Wie die Brille der Vergangenheit uns in der Gegenwart Schnippchen schlägt
Und was unsympathische Menschen mit uns selbst zu tun haben (können)
Kennen Sie das? Sie lernen jemanden kennen und können sofort mit Sicherheit sagen: mit dieser Person möchte ich keinen Kaffee trinken – geschweige denn sie einstellen oder mit ihr zusammenarbeiten. Das liegt sehr wahrscheinlich daran, dass dieser Mensch einfach überhaupt nicht zu Ihnen passt. Vielleicht verbirgt sich dahinter aber auch etwas ganz anderes…
Vor einiger Zeit saß ein Unternehmer – nennen wir ihn Herrn T. – mir gegenüber, um der Unzufriedenheit auf den Grund zu gehen, die ihn trotz gut laufender Geschäfte belastete. Diese, so kann ich vorwegnehmen, hatte keinen besonderen Ursprung, sondern entstammte vielmehr einer Kombination verschiedener Aspekte. Nach und nach deckten wir sie gemeinsam auf, um sie zu entschlüsseln und meinem Klienten seinen Umgang damit bewusst zu machen.
Heute begannen wir wie auch in einigen der vorhergegangenen Gespräche damit, dass er mir aus seinem Alltag der letzten Woche erzählte: Situationen, die gut waren und solche, in denen er sich unzufrieden, unwohl oder ungeduldig gefühlt hatte.
Ganz am Rande bemerkte er, dass ein relativ neuer Mitarbeiter zwar sehr gute Arbeit leiste, er mit ihm menschlich jedoch keine gute Ebene fand. Der Mann störe ihn einfach in seiner Art und Weise – er könne den Finger nicht genau darauflegen, aber irgendetwas sei unstimmig.
Das ließ mich aufhorchen. Denn solche Begegnungen kennen wir alle. Wir treffen regelmäßig auf Personen, die wir sprichwörtlich nicht gut riechen können, die nicht auf der gleichen Wellenlänge sind wie wir und bei denen wir froh sind, wenn sie eben nicht in unserer Nähe sind. Und meistens, ich möchte gar sagen immer, verbirgt sich dahinter eine Geschichte.
Die Ursachen dafür reichen von banalen Kleinigkeiten, wie tatsächlich einem vertrauten und irgendwo negativ abgespeicherten Geruch, über verbundene Erinnerungen bis hin zum Spiegelbildgesetz.

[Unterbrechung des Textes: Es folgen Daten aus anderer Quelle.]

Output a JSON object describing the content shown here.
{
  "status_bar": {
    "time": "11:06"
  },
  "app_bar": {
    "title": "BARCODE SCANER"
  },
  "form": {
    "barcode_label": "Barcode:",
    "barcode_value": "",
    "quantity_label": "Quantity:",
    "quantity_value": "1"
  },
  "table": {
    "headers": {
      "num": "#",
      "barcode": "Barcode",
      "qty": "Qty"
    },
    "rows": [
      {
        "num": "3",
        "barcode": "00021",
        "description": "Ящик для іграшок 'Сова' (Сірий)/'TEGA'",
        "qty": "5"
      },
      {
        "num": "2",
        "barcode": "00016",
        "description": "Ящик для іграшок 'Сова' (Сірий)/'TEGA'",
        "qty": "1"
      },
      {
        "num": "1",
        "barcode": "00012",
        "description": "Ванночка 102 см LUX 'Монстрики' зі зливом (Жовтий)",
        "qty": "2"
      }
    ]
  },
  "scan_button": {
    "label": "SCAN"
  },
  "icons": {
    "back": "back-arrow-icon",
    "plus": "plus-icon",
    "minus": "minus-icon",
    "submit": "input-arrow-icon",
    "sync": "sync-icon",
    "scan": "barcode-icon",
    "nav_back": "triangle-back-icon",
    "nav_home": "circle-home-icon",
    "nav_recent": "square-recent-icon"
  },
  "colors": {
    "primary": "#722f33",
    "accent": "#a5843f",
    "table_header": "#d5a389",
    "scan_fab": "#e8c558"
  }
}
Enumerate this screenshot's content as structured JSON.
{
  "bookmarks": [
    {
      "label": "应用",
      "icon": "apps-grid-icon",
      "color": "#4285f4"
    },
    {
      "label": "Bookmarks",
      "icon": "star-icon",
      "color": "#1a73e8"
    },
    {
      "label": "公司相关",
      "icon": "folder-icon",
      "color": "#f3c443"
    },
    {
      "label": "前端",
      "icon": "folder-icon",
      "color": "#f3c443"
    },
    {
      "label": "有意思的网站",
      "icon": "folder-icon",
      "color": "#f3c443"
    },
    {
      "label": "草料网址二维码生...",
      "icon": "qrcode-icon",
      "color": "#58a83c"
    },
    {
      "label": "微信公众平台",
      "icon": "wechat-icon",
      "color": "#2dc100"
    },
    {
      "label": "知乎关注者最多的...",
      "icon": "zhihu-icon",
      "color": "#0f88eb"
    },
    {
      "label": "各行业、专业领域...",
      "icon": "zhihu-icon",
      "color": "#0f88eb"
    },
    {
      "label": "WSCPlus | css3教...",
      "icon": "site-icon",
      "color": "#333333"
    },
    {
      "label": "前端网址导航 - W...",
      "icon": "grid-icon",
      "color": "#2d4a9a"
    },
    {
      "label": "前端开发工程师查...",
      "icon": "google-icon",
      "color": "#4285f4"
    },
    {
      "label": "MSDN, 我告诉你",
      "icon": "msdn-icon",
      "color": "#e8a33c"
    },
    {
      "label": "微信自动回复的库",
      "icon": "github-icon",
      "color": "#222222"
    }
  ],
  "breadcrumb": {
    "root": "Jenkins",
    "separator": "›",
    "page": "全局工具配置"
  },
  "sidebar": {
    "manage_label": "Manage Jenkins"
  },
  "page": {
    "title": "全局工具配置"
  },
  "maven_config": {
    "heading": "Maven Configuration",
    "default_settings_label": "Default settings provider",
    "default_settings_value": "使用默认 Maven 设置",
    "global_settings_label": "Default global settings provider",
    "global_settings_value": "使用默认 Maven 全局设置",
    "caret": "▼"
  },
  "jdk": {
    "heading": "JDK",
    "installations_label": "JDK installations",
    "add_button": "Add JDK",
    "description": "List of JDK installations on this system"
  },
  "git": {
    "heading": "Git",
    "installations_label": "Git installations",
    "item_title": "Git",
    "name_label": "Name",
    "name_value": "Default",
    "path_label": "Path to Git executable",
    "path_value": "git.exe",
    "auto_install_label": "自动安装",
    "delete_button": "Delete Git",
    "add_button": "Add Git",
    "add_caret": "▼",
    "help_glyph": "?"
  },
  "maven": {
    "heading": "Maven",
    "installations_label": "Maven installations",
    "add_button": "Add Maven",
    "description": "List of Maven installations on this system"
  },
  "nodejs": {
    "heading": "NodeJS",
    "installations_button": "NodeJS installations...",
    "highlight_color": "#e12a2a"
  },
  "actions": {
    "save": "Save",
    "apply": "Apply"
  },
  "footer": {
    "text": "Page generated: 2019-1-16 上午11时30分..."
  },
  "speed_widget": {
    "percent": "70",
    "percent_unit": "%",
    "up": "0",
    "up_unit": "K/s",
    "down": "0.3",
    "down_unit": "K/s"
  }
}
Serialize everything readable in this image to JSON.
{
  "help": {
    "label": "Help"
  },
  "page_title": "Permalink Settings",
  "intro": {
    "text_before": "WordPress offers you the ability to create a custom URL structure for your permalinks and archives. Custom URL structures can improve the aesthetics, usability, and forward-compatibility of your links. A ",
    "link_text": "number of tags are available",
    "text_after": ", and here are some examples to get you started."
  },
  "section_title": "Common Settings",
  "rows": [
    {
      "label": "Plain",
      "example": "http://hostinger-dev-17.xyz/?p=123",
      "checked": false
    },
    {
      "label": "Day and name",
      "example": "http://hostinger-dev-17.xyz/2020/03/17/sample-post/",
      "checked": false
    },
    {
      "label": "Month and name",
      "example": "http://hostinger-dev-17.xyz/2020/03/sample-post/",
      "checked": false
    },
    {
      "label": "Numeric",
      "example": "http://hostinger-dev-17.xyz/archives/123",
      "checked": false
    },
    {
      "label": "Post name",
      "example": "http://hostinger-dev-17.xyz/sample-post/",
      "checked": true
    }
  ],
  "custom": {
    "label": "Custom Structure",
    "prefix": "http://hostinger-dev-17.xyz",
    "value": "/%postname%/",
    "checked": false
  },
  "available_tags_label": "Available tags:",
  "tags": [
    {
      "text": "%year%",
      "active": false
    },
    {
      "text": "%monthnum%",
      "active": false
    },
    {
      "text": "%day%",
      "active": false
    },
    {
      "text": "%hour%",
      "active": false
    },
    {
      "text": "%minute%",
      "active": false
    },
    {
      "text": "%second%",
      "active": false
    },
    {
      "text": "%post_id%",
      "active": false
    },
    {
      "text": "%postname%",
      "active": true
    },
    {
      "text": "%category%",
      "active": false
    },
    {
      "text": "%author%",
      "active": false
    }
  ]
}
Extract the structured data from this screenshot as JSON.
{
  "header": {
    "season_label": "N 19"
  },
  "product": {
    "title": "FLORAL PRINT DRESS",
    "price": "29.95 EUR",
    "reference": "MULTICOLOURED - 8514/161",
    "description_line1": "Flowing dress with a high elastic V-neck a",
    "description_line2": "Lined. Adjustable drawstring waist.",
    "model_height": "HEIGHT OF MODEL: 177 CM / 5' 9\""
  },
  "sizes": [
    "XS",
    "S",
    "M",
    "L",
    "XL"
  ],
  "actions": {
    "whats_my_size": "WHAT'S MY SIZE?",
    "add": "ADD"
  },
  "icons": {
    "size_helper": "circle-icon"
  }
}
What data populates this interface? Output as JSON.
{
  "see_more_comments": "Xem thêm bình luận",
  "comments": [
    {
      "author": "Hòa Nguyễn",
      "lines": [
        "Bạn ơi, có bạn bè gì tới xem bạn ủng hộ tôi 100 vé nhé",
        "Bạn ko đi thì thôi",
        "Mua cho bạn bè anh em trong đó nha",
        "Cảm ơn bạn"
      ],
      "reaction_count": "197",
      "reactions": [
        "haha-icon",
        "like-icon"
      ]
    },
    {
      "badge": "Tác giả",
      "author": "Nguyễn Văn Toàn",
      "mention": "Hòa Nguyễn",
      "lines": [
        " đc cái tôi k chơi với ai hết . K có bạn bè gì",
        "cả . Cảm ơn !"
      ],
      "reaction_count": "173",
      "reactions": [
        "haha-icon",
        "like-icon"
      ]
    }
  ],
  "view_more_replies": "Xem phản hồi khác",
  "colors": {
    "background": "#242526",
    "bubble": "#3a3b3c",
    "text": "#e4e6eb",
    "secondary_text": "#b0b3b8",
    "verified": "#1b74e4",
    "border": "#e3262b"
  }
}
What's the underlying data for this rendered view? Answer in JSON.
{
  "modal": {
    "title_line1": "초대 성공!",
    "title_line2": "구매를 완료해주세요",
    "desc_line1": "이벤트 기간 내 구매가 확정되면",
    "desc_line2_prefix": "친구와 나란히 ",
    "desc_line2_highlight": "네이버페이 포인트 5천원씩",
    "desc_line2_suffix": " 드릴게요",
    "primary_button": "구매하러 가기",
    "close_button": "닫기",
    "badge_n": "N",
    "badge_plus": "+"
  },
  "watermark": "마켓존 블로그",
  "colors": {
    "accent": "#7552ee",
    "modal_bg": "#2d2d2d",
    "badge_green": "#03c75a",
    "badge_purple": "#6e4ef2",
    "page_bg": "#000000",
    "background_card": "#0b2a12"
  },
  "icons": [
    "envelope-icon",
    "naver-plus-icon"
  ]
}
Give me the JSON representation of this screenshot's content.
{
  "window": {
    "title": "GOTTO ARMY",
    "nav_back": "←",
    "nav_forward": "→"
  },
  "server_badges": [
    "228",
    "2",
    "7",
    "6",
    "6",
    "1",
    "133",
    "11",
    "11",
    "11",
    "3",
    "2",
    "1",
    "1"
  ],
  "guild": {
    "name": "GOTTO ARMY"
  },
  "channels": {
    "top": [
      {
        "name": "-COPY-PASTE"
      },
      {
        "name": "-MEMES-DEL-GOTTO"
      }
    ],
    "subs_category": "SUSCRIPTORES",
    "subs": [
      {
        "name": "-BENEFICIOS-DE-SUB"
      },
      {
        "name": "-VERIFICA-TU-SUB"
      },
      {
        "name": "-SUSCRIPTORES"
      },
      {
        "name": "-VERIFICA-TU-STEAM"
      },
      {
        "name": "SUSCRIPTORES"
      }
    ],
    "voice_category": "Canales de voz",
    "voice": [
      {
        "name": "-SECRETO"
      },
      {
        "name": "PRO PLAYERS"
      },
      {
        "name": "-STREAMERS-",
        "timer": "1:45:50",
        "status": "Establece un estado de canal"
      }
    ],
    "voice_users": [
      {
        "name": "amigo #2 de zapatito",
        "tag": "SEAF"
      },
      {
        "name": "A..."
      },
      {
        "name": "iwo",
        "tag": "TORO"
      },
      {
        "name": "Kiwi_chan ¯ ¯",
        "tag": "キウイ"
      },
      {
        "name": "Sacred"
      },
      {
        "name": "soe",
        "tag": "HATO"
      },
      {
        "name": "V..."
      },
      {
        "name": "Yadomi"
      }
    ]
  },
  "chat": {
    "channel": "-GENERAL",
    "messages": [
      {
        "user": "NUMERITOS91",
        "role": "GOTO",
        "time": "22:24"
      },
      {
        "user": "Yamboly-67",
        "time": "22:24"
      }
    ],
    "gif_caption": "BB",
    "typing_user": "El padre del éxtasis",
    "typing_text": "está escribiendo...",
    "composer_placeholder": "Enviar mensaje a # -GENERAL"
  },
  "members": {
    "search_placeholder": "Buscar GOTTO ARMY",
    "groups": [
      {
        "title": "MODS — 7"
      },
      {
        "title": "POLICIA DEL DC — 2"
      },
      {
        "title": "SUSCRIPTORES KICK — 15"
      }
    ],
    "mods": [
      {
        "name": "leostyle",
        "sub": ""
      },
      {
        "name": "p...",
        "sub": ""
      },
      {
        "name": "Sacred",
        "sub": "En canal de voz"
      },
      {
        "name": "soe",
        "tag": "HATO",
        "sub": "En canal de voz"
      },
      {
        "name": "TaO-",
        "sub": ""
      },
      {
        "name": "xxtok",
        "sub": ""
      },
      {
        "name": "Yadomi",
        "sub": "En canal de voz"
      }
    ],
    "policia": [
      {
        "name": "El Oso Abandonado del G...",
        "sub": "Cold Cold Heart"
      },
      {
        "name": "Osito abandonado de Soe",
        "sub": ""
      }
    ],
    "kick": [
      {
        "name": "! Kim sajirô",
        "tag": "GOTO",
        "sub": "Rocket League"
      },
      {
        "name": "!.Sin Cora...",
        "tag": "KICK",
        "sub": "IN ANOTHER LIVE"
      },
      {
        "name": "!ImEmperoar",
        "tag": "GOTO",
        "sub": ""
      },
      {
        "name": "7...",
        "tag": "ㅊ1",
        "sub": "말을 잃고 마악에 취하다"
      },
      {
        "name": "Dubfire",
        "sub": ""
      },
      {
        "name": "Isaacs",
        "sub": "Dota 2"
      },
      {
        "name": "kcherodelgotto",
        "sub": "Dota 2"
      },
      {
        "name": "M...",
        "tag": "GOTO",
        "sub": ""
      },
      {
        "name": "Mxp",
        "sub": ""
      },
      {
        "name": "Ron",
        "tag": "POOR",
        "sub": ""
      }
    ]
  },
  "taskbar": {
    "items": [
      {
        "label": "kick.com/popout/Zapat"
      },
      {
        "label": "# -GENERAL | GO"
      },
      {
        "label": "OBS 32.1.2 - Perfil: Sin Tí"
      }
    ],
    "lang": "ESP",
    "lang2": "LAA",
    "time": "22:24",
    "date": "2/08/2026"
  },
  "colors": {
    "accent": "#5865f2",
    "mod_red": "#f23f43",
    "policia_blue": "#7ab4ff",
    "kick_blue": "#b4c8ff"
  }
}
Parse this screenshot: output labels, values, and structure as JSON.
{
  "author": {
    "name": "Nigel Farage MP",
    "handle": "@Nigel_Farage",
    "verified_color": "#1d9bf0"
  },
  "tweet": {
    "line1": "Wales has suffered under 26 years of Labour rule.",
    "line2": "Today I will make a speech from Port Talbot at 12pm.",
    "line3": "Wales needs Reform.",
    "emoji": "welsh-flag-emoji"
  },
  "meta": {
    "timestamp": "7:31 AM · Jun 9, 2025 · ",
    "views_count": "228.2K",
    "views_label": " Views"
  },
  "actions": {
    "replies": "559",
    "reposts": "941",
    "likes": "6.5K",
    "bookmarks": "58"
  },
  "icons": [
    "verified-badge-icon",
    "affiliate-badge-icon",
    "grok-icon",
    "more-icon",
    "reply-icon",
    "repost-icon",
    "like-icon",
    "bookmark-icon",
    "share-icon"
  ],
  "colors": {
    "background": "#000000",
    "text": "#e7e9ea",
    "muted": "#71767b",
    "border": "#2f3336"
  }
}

Während mein Klient und ich dem Unwohlgefühl in Anwesenheit des Mitarbeiters einen Raum gaben, sich zu zeigen und zu ergründen, kamen wir der Lösung immer näher: Es stellte sich heraus, dass besagter Mitarbeiter in einigen Verhaltenszügen dem Onkel von Herrn T. sehr ähnelt. Darauf stießen wir, indem wir unter anderem die Gefühle genauer benannten und analysierten, die Herr T. in Gegenwart des Mitarbeiters verspürte. Diese Kombination von Emotionen nahmen wir mit auf eine Reise in seine Vergangenheit und prüften verschiedene Menschen und Situationen darauf, ob sie auch diese Emotionen auslösten.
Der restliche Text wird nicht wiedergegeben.